Die Undurchschaubaren

Ein schlechter Ruf hat meist irgendeinen wahren Hintergrund. Auch wenn man die genauen Details nicht kennt, ist trotzdem Vorsicht geboten – das gilt insbesondere bei kosmetischen Rohstoffen, die Zweifel hinsichtlich ihrer (Neben)Wirkungen offen lassen. Verlässliche Aussagen gibt es vor allem deshalb so wenige, weil viele chemische Zutaten nicht oder nicht ausreichend untersucht wurden.
Die Undurchschaubaren Inhaltsstoffe, Foto: PIXABAY

„Was der Bauer nicht kennt, das isst er nicht.“ Diese alte Redensart steht eigentlich dafür, dass man Neuem gegenüber nicht aufgeschlossen ist. Im Hinblick auf Beauty-Produkte wäre es manchmal tatsächlich besser, dem Vertrauten Vorzug zu geben. Doch selbst Inhaltsstoffe, die schon seit Jahrzehnten im Einsatz sind, wurden zum Teil nie über die gesetzlich vorgeschriebene Sicherheitsbewertung hinaus untersucht. Obwohl es immer wieder Verdachtsfälle gibt, werden sie „aus Tradition“ einfach weiter eingesetzt. Ein gesundes Misstrauen wäre hier durchaus angebracht.

Status quo

Der enorme Untersuchungsbedarf stellt Behörden und Wissenschaftler vor große Aufgaben. Es müssten Unmengen an Daten erhoben werden. Aber wer tut es und wer trägt die Kosten? Um fundierte Kenntnisse im erforderlichen Umfang zu erhalten, müssen wir uns vermutlich noch viele Jahre gedulden.

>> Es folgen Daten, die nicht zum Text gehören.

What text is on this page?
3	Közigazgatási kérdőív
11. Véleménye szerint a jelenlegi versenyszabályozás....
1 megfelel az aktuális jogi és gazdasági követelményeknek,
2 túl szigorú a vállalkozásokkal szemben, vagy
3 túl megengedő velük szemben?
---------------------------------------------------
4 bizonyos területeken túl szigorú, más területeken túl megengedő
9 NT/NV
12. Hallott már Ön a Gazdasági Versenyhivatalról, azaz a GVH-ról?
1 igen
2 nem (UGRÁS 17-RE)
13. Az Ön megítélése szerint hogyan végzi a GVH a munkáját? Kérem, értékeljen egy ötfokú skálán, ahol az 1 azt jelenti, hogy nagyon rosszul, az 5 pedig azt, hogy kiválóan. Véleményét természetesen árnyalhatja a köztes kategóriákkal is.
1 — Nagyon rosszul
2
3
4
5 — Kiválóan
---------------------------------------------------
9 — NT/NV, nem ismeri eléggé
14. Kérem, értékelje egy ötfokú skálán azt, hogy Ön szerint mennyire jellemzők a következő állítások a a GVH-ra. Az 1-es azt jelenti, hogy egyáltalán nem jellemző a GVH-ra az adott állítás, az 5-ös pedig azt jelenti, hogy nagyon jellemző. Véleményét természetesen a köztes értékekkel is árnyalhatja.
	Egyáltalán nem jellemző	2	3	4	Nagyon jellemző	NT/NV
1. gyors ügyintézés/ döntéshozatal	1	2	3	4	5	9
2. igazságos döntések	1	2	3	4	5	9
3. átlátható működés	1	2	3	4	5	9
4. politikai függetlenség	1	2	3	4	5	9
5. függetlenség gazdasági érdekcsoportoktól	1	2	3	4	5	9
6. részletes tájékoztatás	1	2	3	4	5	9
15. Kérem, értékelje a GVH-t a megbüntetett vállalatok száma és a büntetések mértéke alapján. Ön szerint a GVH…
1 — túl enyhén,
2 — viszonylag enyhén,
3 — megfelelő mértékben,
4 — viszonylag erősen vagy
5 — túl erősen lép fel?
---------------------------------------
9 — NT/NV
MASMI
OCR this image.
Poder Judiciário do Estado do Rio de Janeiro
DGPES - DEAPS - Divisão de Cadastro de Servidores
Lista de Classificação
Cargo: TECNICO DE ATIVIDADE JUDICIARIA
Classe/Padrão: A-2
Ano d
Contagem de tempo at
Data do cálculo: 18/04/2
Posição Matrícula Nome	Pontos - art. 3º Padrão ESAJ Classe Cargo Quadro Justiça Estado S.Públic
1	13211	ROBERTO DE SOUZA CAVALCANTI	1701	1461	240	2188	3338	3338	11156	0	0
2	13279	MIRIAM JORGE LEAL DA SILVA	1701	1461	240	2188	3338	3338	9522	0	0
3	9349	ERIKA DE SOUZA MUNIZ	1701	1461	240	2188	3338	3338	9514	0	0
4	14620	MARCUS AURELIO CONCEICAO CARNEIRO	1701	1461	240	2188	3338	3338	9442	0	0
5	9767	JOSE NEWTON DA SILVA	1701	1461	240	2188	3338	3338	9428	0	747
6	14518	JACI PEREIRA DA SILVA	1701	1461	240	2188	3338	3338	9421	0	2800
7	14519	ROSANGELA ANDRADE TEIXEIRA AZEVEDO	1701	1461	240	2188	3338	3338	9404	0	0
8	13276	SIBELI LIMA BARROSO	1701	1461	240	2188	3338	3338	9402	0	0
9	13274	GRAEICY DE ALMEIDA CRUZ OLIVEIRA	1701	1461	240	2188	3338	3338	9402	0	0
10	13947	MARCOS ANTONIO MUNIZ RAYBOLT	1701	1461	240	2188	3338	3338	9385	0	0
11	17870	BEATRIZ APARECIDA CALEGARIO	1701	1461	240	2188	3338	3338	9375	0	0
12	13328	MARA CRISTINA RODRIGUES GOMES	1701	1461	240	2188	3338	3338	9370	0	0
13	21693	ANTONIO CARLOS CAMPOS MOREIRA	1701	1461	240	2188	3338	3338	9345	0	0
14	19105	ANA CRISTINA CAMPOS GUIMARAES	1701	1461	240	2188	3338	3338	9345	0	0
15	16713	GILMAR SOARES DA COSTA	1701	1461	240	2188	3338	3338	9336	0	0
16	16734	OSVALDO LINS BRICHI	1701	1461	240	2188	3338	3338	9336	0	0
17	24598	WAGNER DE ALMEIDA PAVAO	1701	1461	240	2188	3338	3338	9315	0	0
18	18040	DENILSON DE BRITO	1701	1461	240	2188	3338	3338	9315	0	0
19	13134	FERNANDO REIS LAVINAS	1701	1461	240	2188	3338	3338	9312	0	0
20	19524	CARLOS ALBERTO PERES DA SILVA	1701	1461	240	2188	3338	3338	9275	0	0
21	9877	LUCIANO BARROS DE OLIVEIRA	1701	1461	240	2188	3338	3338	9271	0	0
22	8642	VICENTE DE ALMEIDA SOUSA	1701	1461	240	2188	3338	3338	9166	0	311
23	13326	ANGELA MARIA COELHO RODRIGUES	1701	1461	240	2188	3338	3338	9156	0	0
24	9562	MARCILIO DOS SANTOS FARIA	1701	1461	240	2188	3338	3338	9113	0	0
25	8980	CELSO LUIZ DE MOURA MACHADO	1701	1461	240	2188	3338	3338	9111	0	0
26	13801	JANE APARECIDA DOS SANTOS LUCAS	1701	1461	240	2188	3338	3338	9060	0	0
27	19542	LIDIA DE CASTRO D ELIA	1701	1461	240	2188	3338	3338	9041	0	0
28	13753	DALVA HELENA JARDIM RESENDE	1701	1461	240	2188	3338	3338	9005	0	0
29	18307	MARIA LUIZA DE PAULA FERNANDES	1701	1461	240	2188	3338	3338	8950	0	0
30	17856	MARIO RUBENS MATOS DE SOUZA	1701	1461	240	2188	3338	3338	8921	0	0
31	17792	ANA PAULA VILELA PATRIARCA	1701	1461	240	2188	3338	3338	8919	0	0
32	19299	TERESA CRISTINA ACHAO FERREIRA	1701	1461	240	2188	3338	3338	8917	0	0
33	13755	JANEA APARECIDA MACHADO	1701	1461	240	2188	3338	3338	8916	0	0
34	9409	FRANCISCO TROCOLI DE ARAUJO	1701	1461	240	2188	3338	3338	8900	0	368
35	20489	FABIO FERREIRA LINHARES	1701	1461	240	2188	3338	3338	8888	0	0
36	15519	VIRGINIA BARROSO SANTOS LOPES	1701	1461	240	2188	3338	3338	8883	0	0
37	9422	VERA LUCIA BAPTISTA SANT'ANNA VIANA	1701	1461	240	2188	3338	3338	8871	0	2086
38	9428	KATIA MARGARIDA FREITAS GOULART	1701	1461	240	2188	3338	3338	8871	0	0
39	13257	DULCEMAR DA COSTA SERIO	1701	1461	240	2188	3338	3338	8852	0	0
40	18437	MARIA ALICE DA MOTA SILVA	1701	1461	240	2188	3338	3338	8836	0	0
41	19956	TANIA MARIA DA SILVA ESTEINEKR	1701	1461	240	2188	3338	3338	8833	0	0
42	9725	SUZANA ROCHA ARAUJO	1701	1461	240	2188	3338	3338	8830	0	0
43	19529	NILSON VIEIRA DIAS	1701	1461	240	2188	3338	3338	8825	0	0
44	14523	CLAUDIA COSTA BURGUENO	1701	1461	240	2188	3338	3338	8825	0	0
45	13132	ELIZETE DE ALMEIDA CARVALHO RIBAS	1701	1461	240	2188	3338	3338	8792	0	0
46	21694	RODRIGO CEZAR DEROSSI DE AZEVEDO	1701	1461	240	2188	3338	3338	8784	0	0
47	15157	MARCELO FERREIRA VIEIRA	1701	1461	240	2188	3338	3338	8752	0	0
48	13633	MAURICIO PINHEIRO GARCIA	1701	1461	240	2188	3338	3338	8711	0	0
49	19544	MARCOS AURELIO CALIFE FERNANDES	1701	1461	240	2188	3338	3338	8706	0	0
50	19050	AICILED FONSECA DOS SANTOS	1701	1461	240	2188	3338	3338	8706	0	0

Bis es so weit ist, werten Institute wie ÖKOTEST Rohstoffe ab, die unter Verdacht stehen, krebserregend, hautreizend oder in anderer Art gesundheitsgefährdend zu sein. Von Aluminium über Formaldehyd, synthetische Duftstoffe und DEET bis hin zu Silikonen und Paraffinen reicht die lange Liste der „Undurchschaubaren“. Weil man ihnen schlichtweg nicht trauen sollte, gibt es auf naturalbeauty.de eine eigene Kategorie, die sich diesen zweifelhaften Stoffen ausgiebig widmet: Unter Du kommst hier nicht rein, findet Ihr Steckbriefe, die im Detail verraten, wie man bedenkliche Rohstoffe in Kosmetik enttarnt. Dazu gibt’s Infos zu Beschaffenheit, Wirkung sowie Einsatzgebieten und natürlich, warum sie so problematisch sind.

Was kann man selbst tun?

Um sicher zu gehen, dass ein Produkt unbedenklich ist, hilft es nur, die einzelnen Inhaltsstoffe aus der INCI unter die Lupe zu nehmen – oder auf zertifizierte Naturkosmetik zu setzen. Anstelle von über 6.000 Inhaltsstoffen, die in konventioneller Kosmetik zugelassen sind, erlaubt der BDIH-Standard für kontrollierte Naturkosmetik beispielsweise nur 690 Zutaten, die in der Positivliste geführt werden. In Bio-Beauty kommen ausschließlich natürliche Alternativen zu bedenklichen Rohstoffen zum Einsatz. Viele von ihnen stammen aus Heilpflanzen, die ihre positiven Wirkungen zum Teil schon seit Jahrtausenden unter Beweis stellen und zudem gut untersucht sind. Warum also überhaupt Risiken eingehen???